Douze aveugles en pleine nature attendent le retour d’un prêtre qui les a guidés jusque là. Mais ce prêtre est mort parmi eux. Le dénouement est donné d’emblée au spectateur voyant, à l’insu des protagonistes aveugles : ils sont perdus, ils ne le savent pas encore.
Dans ce poème presque immobile, la seule action réside dans la lente découverte, par un groupe disparate de personnes traversées par les mêmes sensations, de leur solitude dans un monde qu’ils ne comprennent pas et de l’imminence de leur disparition. Le texte est un entrelacs de motifs simples, une partition précise de silences et de mots, de répétitions, de cris confus et de respirations.
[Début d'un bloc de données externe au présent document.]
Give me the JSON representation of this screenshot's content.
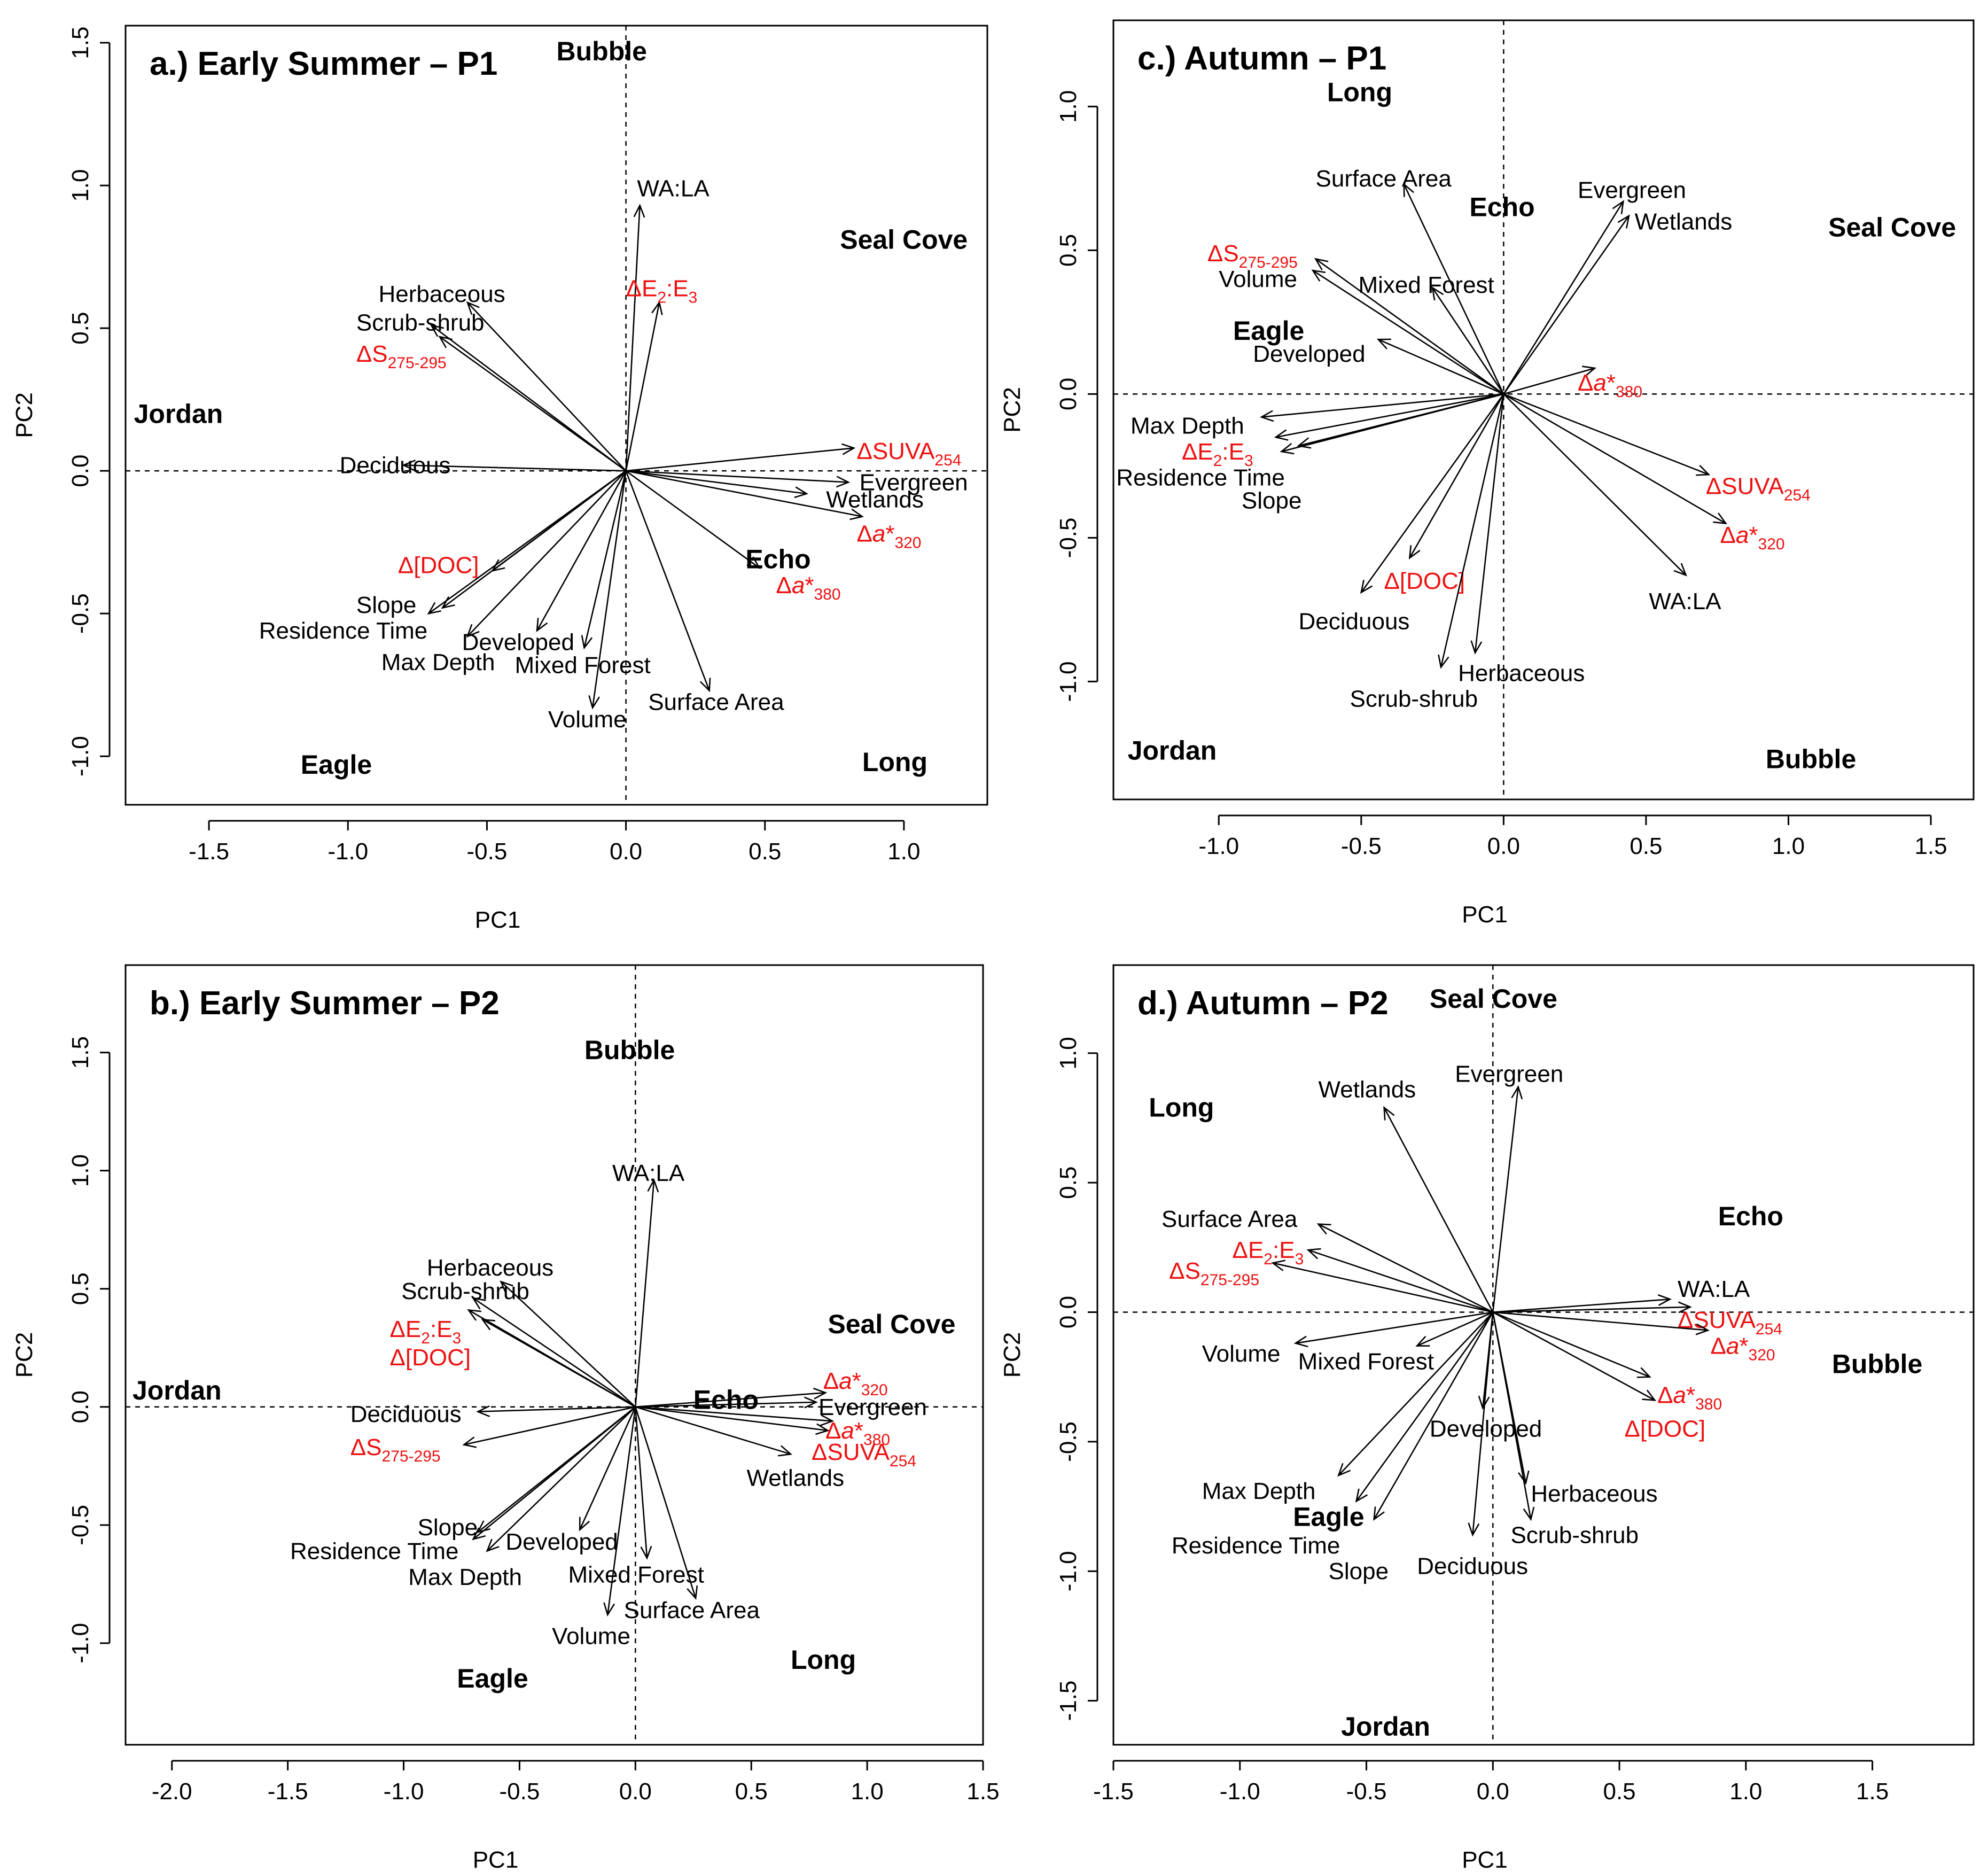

Il ne raconte rien, mais il produit de l’espace, du froid, du temps, un monde de visions affectant les sens. Il appelle une mise en oeuvre chorale de la parole, avec une attention particulière aux questions du son, de la spatialité des voix, des tessitures. Plus qu’une scénographie, il exige la constitution d’un véritable paysage de la voix, à travers l’expérience d’une perception de l’espace qui ne passe plus exclusivement par le visible.
De quoi regarder ce qui nous entoure autrement et reconsidérer le prix de chaque chose. De quoi, peut-être, repenser la communauté. Avec ce spectacle, Daniel Jeanneteau choisit de ne rien traiter du visible : ni costumes, ni décor, ni lumières. Son dispositif mêle public et acteurs en un groupe indifférencié. Les voix, anonymes, qui en émanent, et le travail du son d’Alain Mahé (en collaboration avec l’Ircam) évoquent pour le spectateur (les yeux fermés ?) une humanité ordinaire, sans histoire et sans identité, le mouvement du monde, de la nature, et l’infini travail des forces qui agissent sur les vies.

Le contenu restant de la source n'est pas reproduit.